0:00 We want to transform this arbitrary value here into a class called w-square-diagonal. Obviously, we broke the design since that doesn't exist yet, but let's work on that. Here's what we want the calculation to be doing.

0:14 If we agree that both the height and the width of the container is one, the value of the diagonal, which is the square root of A^2 + B^2, is also the square root of 1^2 + 1^2. 1^2 is 1, so that value here is, in fact, the square root of 2. While it's pretty tricky to calculate the square root of a number in CSS, it's really easy to do with JavaScript.

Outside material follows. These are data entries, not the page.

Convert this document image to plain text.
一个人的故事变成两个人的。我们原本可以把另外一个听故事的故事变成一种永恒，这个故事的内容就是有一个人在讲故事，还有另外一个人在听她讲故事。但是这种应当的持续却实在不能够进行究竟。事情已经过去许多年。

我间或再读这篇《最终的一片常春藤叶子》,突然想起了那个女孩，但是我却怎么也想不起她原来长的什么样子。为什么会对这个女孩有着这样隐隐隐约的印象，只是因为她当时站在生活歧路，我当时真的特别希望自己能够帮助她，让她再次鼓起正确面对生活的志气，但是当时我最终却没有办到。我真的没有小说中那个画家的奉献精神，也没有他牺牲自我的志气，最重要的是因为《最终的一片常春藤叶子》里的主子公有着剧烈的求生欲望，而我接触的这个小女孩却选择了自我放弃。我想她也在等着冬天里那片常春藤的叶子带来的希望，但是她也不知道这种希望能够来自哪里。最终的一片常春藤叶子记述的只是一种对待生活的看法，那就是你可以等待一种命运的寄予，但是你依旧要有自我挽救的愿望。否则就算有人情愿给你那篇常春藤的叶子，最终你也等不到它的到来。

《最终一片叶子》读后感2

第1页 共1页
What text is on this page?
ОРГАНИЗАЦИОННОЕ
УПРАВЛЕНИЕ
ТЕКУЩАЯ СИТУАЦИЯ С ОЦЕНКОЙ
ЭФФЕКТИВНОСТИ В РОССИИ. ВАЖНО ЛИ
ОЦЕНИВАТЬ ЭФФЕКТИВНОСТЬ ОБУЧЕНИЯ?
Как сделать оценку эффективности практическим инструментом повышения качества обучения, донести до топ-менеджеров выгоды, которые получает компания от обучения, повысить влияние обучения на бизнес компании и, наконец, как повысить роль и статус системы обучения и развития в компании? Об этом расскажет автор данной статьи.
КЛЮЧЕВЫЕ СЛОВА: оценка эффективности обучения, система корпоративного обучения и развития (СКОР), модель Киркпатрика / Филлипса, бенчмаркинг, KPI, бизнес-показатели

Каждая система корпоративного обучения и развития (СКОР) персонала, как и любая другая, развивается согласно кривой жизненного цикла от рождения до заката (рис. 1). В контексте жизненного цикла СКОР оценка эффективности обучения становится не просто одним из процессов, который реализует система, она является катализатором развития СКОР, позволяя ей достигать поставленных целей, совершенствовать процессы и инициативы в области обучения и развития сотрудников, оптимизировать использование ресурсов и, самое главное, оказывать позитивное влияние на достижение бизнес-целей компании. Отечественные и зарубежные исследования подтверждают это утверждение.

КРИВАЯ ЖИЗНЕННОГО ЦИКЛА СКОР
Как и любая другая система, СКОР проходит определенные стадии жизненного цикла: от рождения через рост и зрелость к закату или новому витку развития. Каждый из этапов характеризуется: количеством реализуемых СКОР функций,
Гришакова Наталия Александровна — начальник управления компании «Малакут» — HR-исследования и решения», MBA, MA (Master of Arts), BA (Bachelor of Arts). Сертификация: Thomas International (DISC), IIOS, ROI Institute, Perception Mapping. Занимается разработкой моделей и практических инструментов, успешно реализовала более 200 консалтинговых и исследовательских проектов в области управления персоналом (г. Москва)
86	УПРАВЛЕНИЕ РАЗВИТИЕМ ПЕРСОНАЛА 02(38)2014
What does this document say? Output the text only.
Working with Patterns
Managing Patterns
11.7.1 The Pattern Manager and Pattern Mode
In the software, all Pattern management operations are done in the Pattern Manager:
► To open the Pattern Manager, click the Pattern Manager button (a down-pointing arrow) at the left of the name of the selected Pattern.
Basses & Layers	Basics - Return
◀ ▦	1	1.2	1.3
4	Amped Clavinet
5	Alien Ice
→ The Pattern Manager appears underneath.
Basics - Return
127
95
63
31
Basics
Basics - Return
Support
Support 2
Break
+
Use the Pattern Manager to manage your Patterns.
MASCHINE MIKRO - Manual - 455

0:38 A good place to do this abstraction would be in a Tailwind config. Inside the config, I will extend the theme. We could consider extending the entire spacing object, but right now, this squared diagonal width we only want to set as a width.

0:52 I'll open the width object and create a new square-diagonal key, and here we'll do some maths with JavaScript. I can get the square root of 2 with math.sqrt and pass the number 2. With that, we've created a new w-square-diagonal utility class, but it looks kind of broken.

1:10 If we hover over that class to see what was generated, it generated a width of 1.41421356-blah-blah-blah pixels. We don't want pixels, and we don't want 1.41. We want 141. What we can do is multiply it by 100 and then convert this into a percentage value by adding a string of percent.

1:30 Now, the entire value will be coerced into a string. You can see that the width works perfectly now. If I hover over the class, we have that width set correctly. Arguably, there's a few too many decimals here. Let's stick to just two decimals.

1:45 To do so, we're going to take this math expression and run it through toFixed, which will let us define how many fraction digits we want. Here, we'll go with two. Now, we have this really tidy 141.42 percent set as the width of the w-square-diagonal utility class.

2:03 I think we solved a pretty tricky problem here, and we've solved it in a really elegant manner.